La nuit du reggae au Zénith de l’agglo
La nuit du Reggae, ou plutôt, la nuit DES Reggae. C’est un mini festival auquel nous avons eu droit ce samedi soir au Zénith de l’Agglo. Trois groupes variés pour une belle fête de la musique verte, jaune et rouge.
C’est dans un Zénith perdu dans le brouillard que les premiers spectateurs s’avancent. Le hall d’entrée est décoré, il y a là un grand nombre d’œuvres d’art africaines, c’est beau et surprenant. Coté scène, c’est Narayana qui ouvre le bal. La salle sonne creux, visiblement, le public se réserve pour les deux groupes suivants. Narayana sonne ska, dub, une musique colorée qui peine pourtant à faire bouger les premiers rangs. Il s’agit là d’une découverte, le groupe breton est une première partie idéale. Pendant ce temps, dans les allées du Zénith, Riké et les autres se baladent, dédicacent des affiches, et discutent avec les fans. C’est avant tout Sinsémilia que le public est venu voir.

La deuxième partie n’est autre qu’Alpha Blondy, excusez du peu.
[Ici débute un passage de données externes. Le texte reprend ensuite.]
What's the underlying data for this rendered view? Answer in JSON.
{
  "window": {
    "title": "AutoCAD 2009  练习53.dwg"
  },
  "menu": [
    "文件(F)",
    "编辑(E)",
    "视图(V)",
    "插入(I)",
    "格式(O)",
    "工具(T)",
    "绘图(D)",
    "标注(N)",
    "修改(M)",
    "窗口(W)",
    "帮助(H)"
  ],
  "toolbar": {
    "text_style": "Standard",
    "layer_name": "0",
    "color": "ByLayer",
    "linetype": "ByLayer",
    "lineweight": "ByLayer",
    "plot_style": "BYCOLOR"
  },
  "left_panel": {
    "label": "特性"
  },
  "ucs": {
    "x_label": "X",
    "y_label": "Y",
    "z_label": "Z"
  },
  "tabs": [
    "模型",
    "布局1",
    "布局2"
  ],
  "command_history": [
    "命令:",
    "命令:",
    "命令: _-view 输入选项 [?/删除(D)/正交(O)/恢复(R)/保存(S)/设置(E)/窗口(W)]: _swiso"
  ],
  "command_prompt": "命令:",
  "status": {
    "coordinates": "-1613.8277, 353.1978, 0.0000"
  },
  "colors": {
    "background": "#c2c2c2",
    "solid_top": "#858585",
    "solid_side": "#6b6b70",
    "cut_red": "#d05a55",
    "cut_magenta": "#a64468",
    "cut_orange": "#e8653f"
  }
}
Cousin ivoirien pas si éloigné de Tiken Jah Fakoly, Blondy nous propose un show musicalo – politique, du reggae quoi, de haute facture, seulement entaché de quelques soucis techniques en début de set. Alpha Blondy semble avoir rajeuni, il s’insurge contre ceux « qui ont brûlé son paradis » et nous propose quelques uns de ses grands titres à l’image de « Sweet sweet ». Avec lui, une dizaine de musiciens, deux choristes, le tout ressemblant à un joyeux orchestre africain. Du reggae soigné, du reggae de qualité !
Après de longues minutes d’attente, voici Sinsémilia ! Le groupe avait rempli l’Exo7 il y a quelques mois, ils sont de retour dans une ville qui leur a toujours réussi. Même si l’intensité s’est un peu évaporée dans la taille de la salle, l’esprit est toujours là et c’est avec les tripes et le coeur que Sinsé va mettre le feu. Public réceptif, sourire scotché aux lèvres des musiciens, ces gens là se font plaisir et en donnent une grosse dose aussi. Arrosés de light verts et rouges superbes, la troupe se déchaîne et « fout le bordel » pour reprendre leur vocabulaire. Riké est plus qu’en forme, il danse et saute comme jamais, le public est de plus en plus réceptif au fur et à mesure de la balade vers les cinq albums. De « Tout c’qu’on a » à « Tout le bonheur du monde », il y en avait pour tous. Une belle soirée, qui même si elle n’a pas attirée les grandes foules, prouve encore une fois que Rouen est une sacrée ville de Reggae.